IDC has released research that shows the semiconductor market is expected to stabilise by mid-2022, potentially reaching overcapacity in 2023.
As larger-scale capacity expansion come online toward the end of 2022, production could outpace demand.
The chip shortage has had wide-ranging ramifications, with several companies stating it has impacted their bottom line for FY21. Intel previously said it could last years and TSMC, among others, raising prices.
The statement from IDC reflects research from Gartner earlier this year stating the shortage would ease by the mid-2022.
In terms of demand, IDC said that the 2021 market is expected to grow by 17.3 percent in 2021, exceeding the 10.8 percent growth in 2020.
It also predicted that the global semiconductor market will see a high 5.3 percent CAGR to reach US$600 billion by 2025.

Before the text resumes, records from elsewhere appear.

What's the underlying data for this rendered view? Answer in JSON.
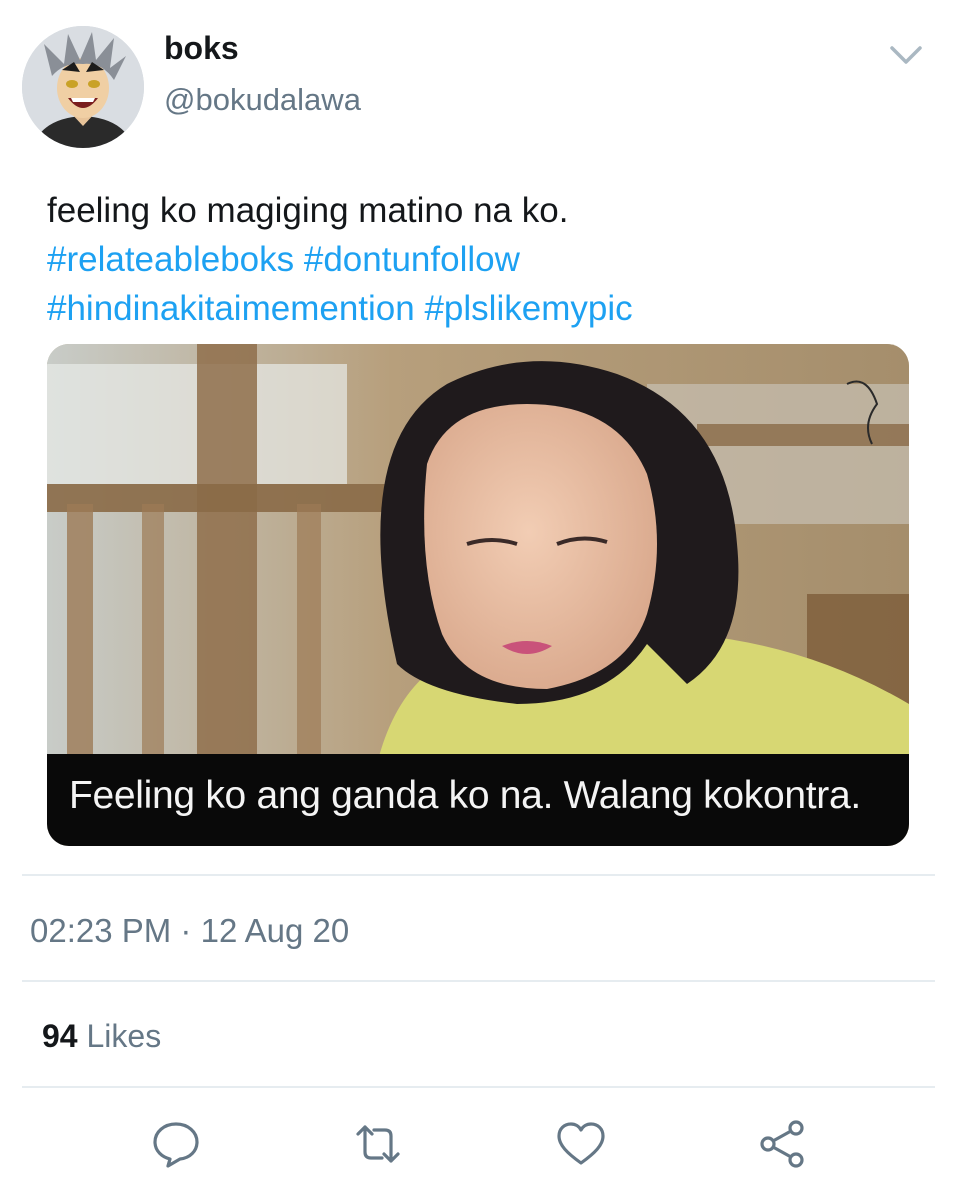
{
  "author": {
    "display_name": "boks",
    "handle": "@bokudalawa",
    "avatar_icon": "avatar-anime-character"
  },
  "tweet": {
    "text_line1": "feeling ko magiging matino na ko.",
    "hashtags": [
      "#relateableboks",
      "#dontunfollow",
      "#hindinakitaimemention",
      "#plslikemypic"
    ],
    "media_caption": "Feeling ko ang ganda ko na. Walang kokontra.",
    "time": "02:23 PM",
    "separator": "·",
    "date": "12 Aug 20"
  },
  "stats": {
    "likes_count": "94",
    "likes_label": "Likes"
  },
  "actions": [
    {
      "icon": "reply-icon"
    },
    {
      "icon": "retweet-icon"
    },
    {
      "icon": "like-icon"
    },
    {
      "icon": "share-icon"
    }
  ],
  "colors": {
    "hashtag": "#1da1f2",
    "secondary_text": "#657786",
    "primary_text": "#14171a",
    "divider": "#e6ecf0"
  }
}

This growth is driven by mobile phones, notebooks, servers, automotive, smart home, gaming, wearables, and Wi-Fi access points.
Integrated circuit (IC) shortages should also ease toward the end of 2021 due to accelerated capacity additions.
“The semiconductor content story is intact and not only does it benefit the semiconductor companies, but the unit volume growth in many of the markets that they serve will also continue to drive very good growth for the semiconductor market,” said IDC enabling technologies and semiconductors group vice president Mario Morales in the release.

IDC reported that front-end manufacturing is starting to meet demand in the third quarter of 2021 thanks to dedicated foundries working with fabless suppliers. However, it added that “larger issues and shortages” mean back-end shortages will continue.
The company also provided more detail into the semiconductor market growth areas.
5G semiconductor revenues will increase by 128 percent, with total mobile phone semiconductors expected to grow by 28.5 percent.
Growth will also be strong for game consoles (34 percent), smart home (20 percent), and wearables (21 percent).
The automotive semiconductor shortage should be sorted by the end of the year, with revenues increasing by 22.8 percent.
Notebook semiconductor revenues will grow by 11.8 percent, while X86 Server semi revenues will increase by 24.6 percent.
The rising costs of semiconductor wafers will be maintained throughout 2021 thanks to material costs and opportunity cost in mature process technologies, the company said.